Kasperi Kropsu: Digital wegen der Bequemlichkeit, analog wegen der Ästhetik. Ende letzten Jahres habe ich komplett auf digital umgestellt. Ich liebe es aber, die Welt durch die Glaslinse statt durch den Bildschirm zu sehen.
FACES: Welche Ziele hast du für deine kreative Zukunft?

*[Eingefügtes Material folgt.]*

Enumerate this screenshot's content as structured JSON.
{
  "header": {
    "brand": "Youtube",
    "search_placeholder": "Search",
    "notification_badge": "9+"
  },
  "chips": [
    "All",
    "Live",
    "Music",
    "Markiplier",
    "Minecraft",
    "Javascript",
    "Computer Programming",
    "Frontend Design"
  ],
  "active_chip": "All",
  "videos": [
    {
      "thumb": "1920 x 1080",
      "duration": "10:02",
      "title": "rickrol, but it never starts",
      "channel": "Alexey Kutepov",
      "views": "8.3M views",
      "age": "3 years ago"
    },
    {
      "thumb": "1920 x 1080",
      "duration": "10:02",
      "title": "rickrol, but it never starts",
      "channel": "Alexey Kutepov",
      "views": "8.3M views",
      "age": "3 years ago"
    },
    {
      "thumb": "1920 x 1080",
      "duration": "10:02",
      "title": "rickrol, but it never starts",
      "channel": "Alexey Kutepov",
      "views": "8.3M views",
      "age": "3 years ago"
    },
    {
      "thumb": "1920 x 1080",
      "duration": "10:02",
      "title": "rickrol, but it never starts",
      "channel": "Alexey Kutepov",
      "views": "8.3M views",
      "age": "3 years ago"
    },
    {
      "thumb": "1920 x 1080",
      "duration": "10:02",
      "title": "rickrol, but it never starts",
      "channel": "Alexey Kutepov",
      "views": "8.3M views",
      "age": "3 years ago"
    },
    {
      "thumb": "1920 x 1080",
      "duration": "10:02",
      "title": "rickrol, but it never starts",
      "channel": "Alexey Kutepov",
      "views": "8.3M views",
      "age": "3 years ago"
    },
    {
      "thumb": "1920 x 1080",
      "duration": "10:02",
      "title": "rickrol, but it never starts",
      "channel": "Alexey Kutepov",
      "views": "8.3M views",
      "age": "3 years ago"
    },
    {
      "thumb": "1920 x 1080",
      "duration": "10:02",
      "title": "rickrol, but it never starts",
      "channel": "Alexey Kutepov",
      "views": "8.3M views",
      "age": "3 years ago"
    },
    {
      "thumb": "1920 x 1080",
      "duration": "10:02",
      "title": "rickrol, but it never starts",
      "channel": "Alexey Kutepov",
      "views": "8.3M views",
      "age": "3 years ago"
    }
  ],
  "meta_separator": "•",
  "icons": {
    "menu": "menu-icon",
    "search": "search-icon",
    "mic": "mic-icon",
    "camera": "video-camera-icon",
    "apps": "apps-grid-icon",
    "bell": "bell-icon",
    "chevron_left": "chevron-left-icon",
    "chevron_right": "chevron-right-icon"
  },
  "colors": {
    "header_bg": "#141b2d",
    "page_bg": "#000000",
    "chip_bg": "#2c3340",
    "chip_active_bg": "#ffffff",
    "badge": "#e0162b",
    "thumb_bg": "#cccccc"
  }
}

Kasperi Kropsu: Wenn ich für den Rest meines Lebens an verschiedenen kreativen Projekten Teil sein könnte, reisen, fotografieren, Ausstellungen und Fotobücher machen könnte, wäre das ein Traum.
Kasperi Kropsu
Kasperi Kropsu wuchs in Oulu im Norden Finnlands auf. 2015 zog es ihn in die Hauptstadt, wo er bis heute lebt. Vor dem Fotografieren galt seine Leidenschaft dem Skateboarden, das er wegen einer Verletzung aufgab. Statt die Fotos in Skatemagazinen zu bewundern, nahm er die Kamera selbst in die Hand und begann, das Leben in Helsinki zu dokumentieren.
Neugierig geworden auf die Arbeit von Kasperi. Auf seinem Instagram und seiner Website siehst du noch mehr davon.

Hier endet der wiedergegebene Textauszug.